SHOEGAZE 0: INTRO Y PRECEDENTES

Why not?
O Pozí, que decía el pobre friki aquel... porque sí, porque me apetece y porque vengo directamente de levitar con el directo de Slowdive, voy a hablar de Shoegaze.
¿Qué es eso? Dale al traductor de google, saldrá algo así como "mirar zapatos". Mirarse a los zapatos. El shoegaze se vio definido con un nombre chorras que atiende a la puesta en directo de aquellos grupos que, paradógicamente, practicaban un sonido definible. Dream noise podría ser una etiqueta más lograda: la conducción de los sonidos distorsionados surgidos en el undeground de los ochenta a paisajes ensoñadores, psicodélicos y flotantes. Una poción que mezclaría la distorsión de los primeros The Jesus and Mary Chain, la capacidad cinética de Sonic Youth y la flotación amniótica y post gótica de Cocteau Twins. Grupos directamente derivados de la camada underground inglesa: los citados Mary Chain, Spacemen 3, Loop y sobre todo My Bloody Valentine, padres (hijos, espíritus santos y santoral entero) del género, que ellos prácticamente crearon (Isn't anything), sepultaron (Loveless, insuperable) y resucitaron (M B V, 26 años después de Loveless).

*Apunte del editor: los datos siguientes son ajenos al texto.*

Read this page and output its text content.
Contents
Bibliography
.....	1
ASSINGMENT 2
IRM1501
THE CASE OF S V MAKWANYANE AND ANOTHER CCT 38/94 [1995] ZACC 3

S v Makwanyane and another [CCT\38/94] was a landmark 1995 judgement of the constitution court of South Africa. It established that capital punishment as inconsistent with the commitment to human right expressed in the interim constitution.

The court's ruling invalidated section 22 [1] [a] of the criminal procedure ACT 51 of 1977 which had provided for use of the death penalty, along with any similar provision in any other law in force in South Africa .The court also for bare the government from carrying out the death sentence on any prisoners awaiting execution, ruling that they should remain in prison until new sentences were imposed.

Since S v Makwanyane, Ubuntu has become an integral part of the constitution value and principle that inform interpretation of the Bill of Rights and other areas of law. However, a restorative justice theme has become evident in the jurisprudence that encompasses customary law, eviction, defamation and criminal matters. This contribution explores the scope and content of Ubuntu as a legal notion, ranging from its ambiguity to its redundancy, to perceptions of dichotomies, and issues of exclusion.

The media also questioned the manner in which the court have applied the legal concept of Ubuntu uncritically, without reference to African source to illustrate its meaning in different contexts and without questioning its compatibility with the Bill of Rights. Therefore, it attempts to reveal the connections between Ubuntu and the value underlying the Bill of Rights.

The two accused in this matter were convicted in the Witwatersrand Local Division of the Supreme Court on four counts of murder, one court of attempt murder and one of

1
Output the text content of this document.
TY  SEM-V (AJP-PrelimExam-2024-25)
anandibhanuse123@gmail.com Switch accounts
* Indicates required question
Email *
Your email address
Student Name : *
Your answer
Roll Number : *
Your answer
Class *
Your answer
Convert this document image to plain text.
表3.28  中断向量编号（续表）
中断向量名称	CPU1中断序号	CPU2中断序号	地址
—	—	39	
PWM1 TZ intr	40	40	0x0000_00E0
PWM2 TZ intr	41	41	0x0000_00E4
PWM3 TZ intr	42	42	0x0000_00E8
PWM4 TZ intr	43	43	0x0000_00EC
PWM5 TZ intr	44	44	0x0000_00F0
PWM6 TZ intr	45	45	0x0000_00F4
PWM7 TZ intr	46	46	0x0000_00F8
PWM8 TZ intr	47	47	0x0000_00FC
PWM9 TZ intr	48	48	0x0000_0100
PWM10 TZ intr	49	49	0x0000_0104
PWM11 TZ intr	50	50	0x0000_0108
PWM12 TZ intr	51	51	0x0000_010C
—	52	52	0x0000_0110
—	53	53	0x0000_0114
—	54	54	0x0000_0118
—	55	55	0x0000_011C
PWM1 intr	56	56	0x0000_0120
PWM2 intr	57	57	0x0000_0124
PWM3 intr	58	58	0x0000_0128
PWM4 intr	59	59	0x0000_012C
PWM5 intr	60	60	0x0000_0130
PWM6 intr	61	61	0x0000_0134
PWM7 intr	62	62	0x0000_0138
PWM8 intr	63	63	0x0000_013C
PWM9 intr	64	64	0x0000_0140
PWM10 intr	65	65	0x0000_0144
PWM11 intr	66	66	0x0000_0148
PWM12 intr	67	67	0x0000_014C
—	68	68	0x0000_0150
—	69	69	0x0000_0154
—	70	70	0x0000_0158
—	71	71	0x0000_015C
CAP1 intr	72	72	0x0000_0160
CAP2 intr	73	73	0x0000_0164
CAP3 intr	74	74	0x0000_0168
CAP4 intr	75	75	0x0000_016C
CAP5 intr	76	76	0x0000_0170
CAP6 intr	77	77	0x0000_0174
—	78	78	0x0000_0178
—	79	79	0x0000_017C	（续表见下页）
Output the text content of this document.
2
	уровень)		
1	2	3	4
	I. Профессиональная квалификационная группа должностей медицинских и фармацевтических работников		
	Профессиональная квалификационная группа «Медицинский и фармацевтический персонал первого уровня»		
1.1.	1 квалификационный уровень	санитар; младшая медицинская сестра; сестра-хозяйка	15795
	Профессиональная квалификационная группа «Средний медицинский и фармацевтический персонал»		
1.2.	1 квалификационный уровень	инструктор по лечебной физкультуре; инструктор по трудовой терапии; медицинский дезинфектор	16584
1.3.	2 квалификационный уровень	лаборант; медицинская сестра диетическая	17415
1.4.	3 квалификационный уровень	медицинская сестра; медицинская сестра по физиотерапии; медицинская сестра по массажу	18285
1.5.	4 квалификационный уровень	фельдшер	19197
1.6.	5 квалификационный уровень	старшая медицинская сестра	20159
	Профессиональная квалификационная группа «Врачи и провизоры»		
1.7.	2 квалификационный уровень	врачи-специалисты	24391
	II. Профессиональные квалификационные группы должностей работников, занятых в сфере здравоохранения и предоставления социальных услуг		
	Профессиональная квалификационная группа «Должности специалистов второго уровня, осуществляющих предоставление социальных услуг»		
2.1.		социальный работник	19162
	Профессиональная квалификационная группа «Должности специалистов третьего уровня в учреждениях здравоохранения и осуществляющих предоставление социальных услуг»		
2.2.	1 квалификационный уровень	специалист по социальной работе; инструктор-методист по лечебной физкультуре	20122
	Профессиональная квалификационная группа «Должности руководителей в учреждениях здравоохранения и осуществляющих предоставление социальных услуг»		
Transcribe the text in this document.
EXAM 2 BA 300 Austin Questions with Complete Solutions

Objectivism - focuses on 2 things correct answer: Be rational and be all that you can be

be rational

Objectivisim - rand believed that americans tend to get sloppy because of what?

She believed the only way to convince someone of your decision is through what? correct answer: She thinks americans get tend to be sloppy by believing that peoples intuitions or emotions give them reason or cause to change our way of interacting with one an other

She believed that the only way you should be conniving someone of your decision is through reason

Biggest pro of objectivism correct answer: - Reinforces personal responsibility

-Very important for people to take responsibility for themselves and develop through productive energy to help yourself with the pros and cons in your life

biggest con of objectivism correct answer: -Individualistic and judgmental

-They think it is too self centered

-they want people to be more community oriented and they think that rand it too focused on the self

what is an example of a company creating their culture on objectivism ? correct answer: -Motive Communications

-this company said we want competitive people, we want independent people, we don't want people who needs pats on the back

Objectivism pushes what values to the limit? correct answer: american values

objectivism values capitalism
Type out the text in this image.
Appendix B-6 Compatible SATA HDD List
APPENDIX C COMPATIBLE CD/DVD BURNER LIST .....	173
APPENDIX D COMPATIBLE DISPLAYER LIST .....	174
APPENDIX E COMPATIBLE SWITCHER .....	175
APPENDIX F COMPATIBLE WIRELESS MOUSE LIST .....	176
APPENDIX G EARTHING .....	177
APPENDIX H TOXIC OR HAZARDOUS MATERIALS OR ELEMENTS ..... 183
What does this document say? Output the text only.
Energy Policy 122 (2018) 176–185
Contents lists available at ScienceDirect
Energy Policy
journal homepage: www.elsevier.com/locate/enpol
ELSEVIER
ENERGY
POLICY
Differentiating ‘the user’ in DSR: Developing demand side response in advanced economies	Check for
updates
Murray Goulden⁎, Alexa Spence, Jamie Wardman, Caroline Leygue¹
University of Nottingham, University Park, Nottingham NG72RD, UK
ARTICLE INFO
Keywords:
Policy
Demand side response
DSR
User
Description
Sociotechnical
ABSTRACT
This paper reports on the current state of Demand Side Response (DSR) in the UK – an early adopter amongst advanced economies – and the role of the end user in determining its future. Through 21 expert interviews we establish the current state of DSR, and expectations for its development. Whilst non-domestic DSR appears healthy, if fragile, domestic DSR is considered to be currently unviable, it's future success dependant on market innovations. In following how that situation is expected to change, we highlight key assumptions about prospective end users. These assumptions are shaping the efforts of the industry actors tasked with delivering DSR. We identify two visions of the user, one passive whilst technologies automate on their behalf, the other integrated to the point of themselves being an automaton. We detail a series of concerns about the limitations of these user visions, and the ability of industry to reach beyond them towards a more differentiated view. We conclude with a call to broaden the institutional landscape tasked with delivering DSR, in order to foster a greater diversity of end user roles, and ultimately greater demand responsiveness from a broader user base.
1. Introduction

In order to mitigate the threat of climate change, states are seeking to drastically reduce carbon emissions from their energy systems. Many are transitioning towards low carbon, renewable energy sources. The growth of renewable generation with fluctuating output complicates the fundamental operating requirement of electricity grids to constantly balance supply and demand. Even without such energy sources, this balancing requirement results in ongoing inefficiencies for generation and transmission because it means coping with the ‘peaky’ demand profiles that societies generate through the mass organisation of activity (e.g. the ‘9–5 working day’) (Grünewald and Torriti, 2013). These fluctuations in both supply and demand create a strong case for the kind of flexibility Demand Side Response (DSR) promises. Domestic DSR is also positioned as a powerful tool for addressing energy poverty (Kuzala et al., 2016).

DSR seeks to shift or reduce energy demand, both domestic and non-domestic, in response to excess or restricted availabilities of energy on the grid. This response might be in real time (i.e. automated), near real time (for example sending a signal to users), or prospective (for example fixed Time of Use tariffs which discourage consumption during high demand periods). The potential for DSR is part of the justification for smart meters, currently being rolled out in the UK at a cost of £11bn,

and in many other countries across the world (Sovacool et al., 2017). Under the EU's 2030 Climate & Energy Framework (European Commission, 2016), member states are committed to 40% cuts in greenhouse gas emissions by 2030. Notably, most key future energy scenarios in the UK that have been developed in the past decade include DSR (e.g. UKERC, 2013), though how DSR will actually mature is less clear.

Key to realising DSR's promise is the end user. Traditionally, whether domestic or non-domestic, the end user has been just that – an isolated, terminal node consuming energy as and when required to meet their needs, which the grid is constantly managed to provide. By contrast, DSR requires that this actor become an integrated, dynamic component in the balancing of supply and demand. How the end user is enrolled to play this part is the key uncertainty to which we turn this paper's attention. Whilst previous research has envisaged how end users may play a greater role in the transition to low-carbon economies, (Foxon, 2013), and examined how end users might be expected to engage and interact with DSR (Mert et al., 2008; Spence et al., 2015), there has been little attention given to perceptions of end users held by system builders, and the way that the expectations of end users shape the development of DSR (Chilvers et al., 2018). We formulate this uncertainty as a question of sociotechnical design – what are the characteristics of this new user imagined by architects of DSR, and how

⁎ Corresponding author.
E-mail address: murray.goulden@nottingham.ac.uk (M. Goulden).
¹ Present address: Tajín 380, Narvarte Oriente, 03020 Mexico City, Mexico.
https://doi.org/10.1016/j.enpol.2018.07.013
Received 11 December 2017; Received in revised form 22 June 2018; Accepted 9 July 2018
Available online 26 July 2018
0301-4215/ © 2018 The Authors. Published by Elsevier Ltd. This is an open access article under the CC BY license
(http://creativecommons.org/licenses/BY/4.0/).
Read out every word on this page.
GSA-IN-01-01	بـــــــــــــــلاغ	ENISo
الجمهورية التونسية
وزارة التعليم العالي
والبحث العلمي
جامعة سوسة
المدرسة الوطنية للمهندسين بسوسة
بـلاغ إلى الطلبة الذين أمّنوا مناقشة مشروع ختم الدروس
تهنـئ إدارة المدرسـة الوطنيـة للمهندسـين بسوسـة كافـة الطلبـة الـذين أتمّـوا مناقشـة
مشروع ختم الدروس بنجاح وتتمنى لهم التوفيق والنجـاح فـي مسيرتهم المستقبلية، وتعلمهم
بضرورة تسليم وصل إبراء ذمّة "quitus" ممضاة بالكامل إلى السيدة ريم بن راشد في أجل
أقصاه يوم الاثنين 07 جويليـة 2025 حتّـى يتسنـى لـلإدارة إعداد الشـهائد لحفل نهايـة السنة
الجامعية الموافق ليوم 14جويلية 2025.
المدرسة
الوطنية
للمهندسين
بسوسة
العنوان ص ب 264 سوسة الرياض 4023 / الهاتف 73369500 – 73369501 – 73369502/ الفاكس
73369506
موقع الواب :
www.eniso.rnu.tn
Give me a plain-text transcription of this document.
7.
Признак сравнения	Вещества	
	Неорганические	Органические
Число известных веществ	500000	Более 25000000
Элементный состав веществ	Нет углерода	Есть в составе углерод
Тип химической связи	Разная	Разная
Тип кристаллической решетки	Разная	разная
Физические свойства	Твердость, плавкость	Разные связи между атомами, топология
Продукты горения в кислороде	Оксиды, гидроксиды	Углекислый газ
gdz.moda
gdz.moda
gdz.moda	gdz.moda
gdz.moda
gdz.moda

Pero antes hubo claros precedentes. Posiblemente Cocteau Twins pasen a la historia por su influencia (casi a toro pasado, cuando ellos se iban disolviendo por cansancio y desavenencias) sobre toda una manera de entender la música: enigmática, brumosa, indescifrable, misteriosa, oscura y bella.
Los efectos sonoros de las guitarras de  Robin Guthrie crearon grutescos de sonido sobre los que se imponía la voz sobrenatural de  Elizabeth Fraser. Música única que recordaba tanto a The Cure como a clásica renacentista, a folk anglosajón y a post punk.
Un lustro antes del estallido shoegaze, sin la intensidad abrasiva, solar, del movimiento de los mira-zapatos, Cocteau Twins ya mostraron que se podía volar sin consumos prohibidos/peligrosos, solo con música. Esta idea pivotará en el género, y también las canciones ensoñadoras de los Gemelos Cocteau. Como su clásica "Loreley" de Treasure (1984), un disco anticipado a su tiempo,, y también ajeno a modas.